Худой, изможденный, с костылем, Костин не имел ничего общего с образом, который у меня сложился заранее. Потертая одежда болталась на нем, как на вешалке. Ниже подбородка висел платок, прикрывая что-то, не предназначенное для посторонних глаз. Это что-то - след операции на гортани, сразу выдал голос: вместо членораздельной речи одни шипящие и свистящие звуки. Лялечка, знавшая Костина давно, говорила позднее, что у него был красивый бархатный баритон, он любил им играть, декламируя любимых поэтов, и в больнице, понимая, что обречен на шипение, перед операцией прочел на английском Шекспира. «Вы, сударыня медик, - заметил хирургу, - последняя, кто слышит мой голос». Об этом Лялечке поведала медсестра, которую он, между прочим, назвал «псицей»: она посмела назвать его Петя, а не Петр Романович.   

Забыла сказать, что в его больших странно-веселых глазах я не увидела ни малейшего интереса к себе, никакой благосклонности. Чуть-чуть задетая, я двинулась за Лялечкой в конец коридора.

Едва прикрытая дверь легко отворилась, гора книг за ней, казалось, только ждала, чтобы свалиться. Но нет, ничего не случилось. Войдя, мы оказались на пятачке прихожей в обществе молодого щеголя, который взирал из единственной комнаты, будучи портретом, вознесенным над общим книжным развалом. Лишь он мог чувствовать себя тут вольготно. Что-то подсказывало, что на портрете – хозяин. словно  порода, не истребленная  временем и болезнью, предлагала себя в качестве опознавательного знака.  На горле, занавешенном ныне платком, у молодого человека красовалась атласная бабочка. Да и сам он имел такой вид, что минута – и  полетит.

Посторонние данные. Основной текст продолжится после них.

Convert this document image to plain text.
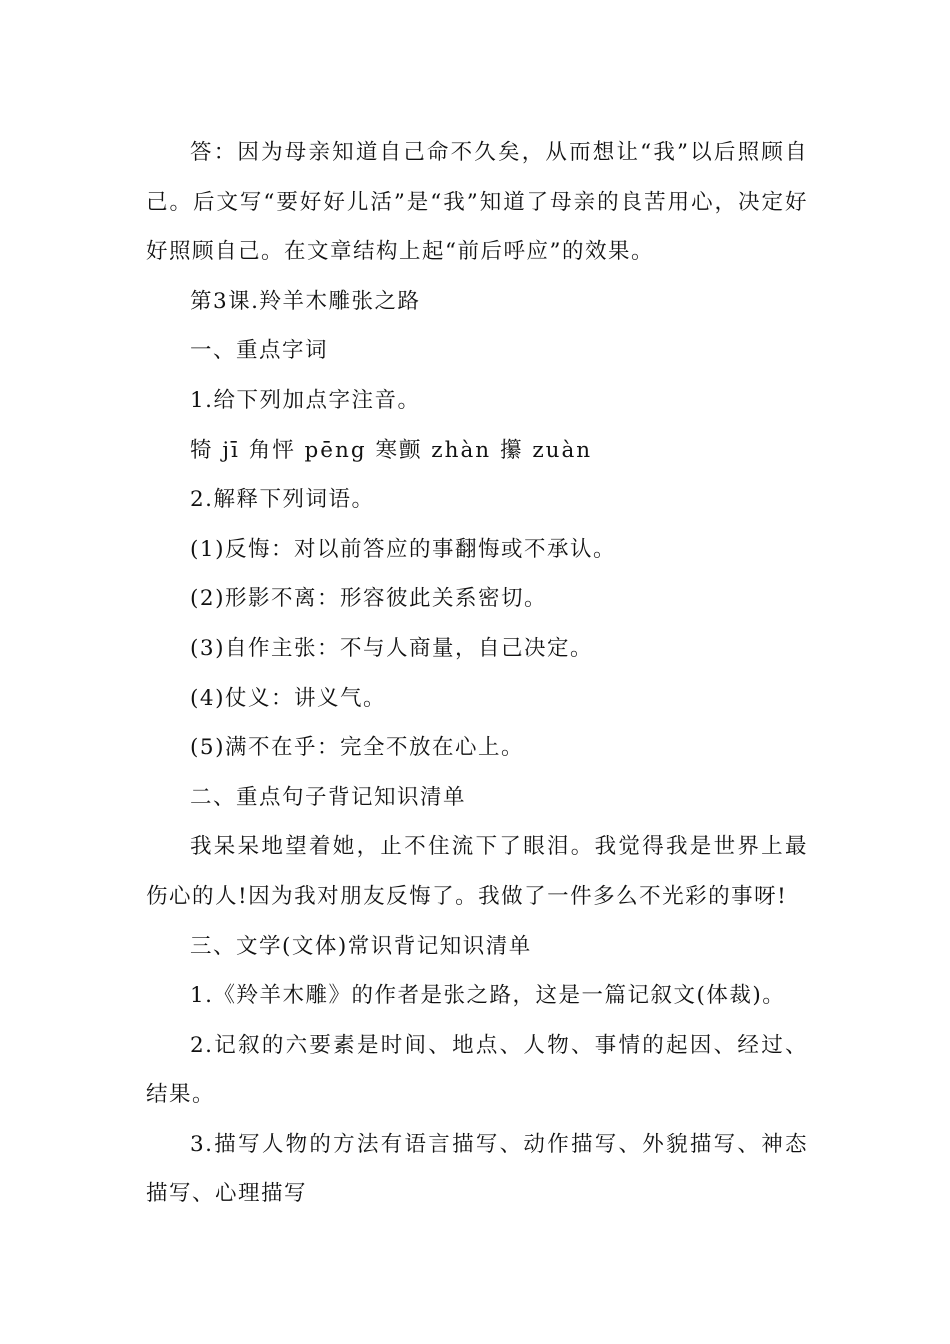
答：因为母亲知道自己命不久矣，从而想让“我”以后照顾自己。后文写“要好好儿活”是“我”知道了母亲的良苦用心，决定好好照顾自己。在文章结构上起“前后呼应”的效果。

第3课.羚羊木雕张之路

一、重点字词

1.给下列加点字注音。

犄 jī 角怦 pēng 寒颤 zhàn 攥 zuàn

2.解释下列词语。

(1)反悔：对以前答应的事翻悔或不承认。

(2)形影不离：形容彼此关系密切。

(3)自作主张：不与人商量，自己决定。

(4)仗义：讲义气。

(5)满不在乎：完全不放在心上。

二、重点句子背记知识清单

我呆呆地望着她，止不住流下了眼泪。我觉得我是世界上最伤心的人!因为我对朋友反悔了。我做了一件多么不光彩的事呀!

三、文学(文体)常识背记知识清单

1.《羚羊木雕》的作者是张之路，这是一篇记叙文(体裁)。

2.记叙的六要素是时间、地点、人物、事情的起因、经过、结果。

3.描写人物的方法有语言描写、动作描写、外貌描写、神态描写、心理描写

Лялечка, кинув пальто, устремилась на кухню, к Костину, а я замешкалась, без всякого вдохновения пристраивая на вешалке свою шапочку. Она как нарочно сваливалась. Поднимая её, я всякий раз встречалась с насмешливым взглядом щеголя.
Признаюсь, перспектива кухонных посиделок меня вовсе не грела. То, чем так гордились диссиденты и в чем видели обаяние, когда говорили о новом интеллигентском свободомыслии, нисколько не умиляло. Люди, которые не могли отличить сосну от березы, для кого что сталь, что чугун одинаковая ерунда, только и знали что ныть да толковать о миссии русской интеллигенции. Глядя на них, невозможно было не вспомнить повадки челяди, которая перемывает кости господам, пока тех нет дома.  Не мудрено, что представление о демократии и реформах, взлелеянное в этих тепличках, выродилось в бредовую алчность и оголтелое себялюбие, в то, о чем Пушкин сказал: 

И горд и наг прищел разврат,
И перед ним сердца застыли,
За власть отечество забыли,
За злато продал брата брат…. 
   
 Однако не возвращаться же обратно. Выбора не было. Смиряло и то, что кухня далась сейчас Костину не от хорошей жизни. И я присоединилась  к компании.